Retrouver le chemin de la croissance suppose, à mon sens, de surmonter trois grands défis :

- d’abord, c’est toute la stratégie du Président de la République et du Gouvernement : réduire les déficits publics par une vraie discipline budgétaire, sans pour autant casser la reprise de la croissance.

Vous connaissez les engagements pris par la France auprès de nos partenaires : réduction du déficit public à 6% en 2011 puis à 3% en 2013. Cet effort de diminution des déficits se décline au niveau européen par deux innovations très importantes :

le Président de la République a annoncé, avec la Chancelière, lors de sa visite à Berlin en juin, la nécessité de renforcer les sanctions en cas de manquements répétés au pacte de stabilité. Ce sera sans nul doute un sujet de négociations difficile avec nos partenaires, car j’ai pu constater, à plusieurs reprises, la réticence de nombre de nos partenaires, face à la perspective des sanctions budgétaires ou politiques. Mais nous n’avons pas le choix. la deuxième innovation, très importante et qui ne manquera pas d’influer sur les débats politiques, concerne l’examen des grandes lignes des projets de budgets nationaux par l’Union, au printemps, avant qu’ils ne soient discutés et adoptés par les Parlements nationaux, mais, et j’insiste sur ce point, dans le respect des prérogatives de ceux-ci. Ce sera là, à mon sens, une innovation considérable dans la conduite coordonnée, transparente, collective des politiques économiques et budgétaires.

- deuxième défi, l’Europe doit se donner une vraie stratégie pour la croissance et l’emploi. C’est la raison pour laquelle nous avons bataillé pour que la stratégie « Europe 2020 » soit autre chose qu’une « stratégie de Lisbonne bis » et pour que, notamment, la contribution de la politique agricole - qui n’y figurait pas - y soit fortement reconnue. De même, nous avons pesé de tout notre poids pour que cette stratégie comporte un volet industriel ambitieux et une politique de l’énergie qui ne se réduise pas à réguler le marché intérieur. Alors que le projet initial était rédigé comme si l’Union était un marché déconnecté du reste du monde, nous avons fait introduire un volet international, qui prévoit notamment que l’Union européenne obtienne davantage de loyauté dans les échanges internationaux et notamment une réelle réciprocité dans les marchés publics. Comme l’a dit le Président de la République, il est grand temps que l’Europe cesse de faire preuve de naïveté dans les négociations commerciales.

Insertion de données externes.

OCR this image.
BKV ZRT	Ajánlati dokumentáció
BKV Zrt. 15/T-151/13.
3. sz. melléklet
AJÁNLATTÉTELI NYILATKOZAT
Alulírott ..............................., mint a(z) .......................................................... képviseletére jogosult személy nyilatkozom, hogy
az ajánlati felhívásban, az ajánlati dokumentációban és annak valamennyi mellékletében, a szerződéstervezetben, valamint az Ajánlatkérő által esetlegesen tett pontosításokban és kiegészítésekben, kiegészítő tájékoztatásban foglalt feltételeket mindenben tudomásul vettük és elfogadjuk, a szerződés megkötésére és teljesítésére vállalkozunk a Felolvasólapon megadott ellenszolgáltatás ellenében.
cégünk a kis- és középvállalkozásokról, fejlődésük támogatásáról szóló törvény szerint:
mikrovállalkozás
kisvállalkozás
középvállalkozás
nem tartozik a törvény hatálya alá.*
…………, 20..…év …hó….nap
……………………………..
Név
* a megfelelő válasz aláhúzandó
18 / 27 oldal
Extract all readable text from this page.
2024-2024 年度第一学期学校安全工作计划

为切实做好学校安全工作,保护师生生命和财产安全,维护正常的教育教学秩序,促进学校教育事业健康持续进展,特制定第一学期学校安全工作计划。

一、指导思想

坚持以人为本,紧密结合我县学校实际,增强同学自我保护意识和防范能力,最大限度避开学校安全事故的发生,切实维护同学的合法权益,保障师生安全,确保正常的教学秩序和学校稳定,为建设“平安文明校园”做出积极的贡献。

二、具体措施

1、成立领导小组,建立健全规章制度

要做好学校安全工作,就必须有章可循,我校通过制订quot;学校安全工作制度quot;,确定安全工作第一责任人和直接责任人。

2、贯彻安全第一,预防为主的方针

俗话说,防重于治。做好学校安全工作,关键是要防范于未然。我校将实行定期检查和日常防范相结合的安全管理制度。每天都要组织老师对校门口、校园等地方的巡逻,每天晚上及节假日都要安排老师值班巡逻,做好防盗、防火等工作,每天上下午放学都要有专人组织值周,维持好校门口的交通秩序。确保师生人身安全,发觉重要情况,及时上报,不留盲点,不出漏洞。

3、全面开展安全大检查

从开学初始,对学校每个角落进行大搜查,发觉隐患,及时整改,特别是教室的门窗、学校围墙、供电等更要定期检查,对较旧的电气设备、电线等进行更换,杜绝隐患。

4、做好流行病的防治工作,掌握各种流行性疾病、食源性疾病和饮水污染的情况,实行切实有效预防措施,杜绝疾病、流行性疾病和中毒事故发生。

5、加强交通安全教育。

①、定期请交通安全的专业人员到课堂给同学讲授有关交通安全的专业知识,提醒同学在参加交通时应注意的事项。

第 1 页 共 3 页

- troisième défi, c’est naturellement la poursuite de la régulation financière. Elle est en cours au niveau européen, à l’initiative du Président de la République et de la Chancelière, et vous avez entendu avant-hier Nicolas Sarkozy rappeler nos ambitions pour la Présidence française du G20, notamment en matière de réforme du système monétaire international.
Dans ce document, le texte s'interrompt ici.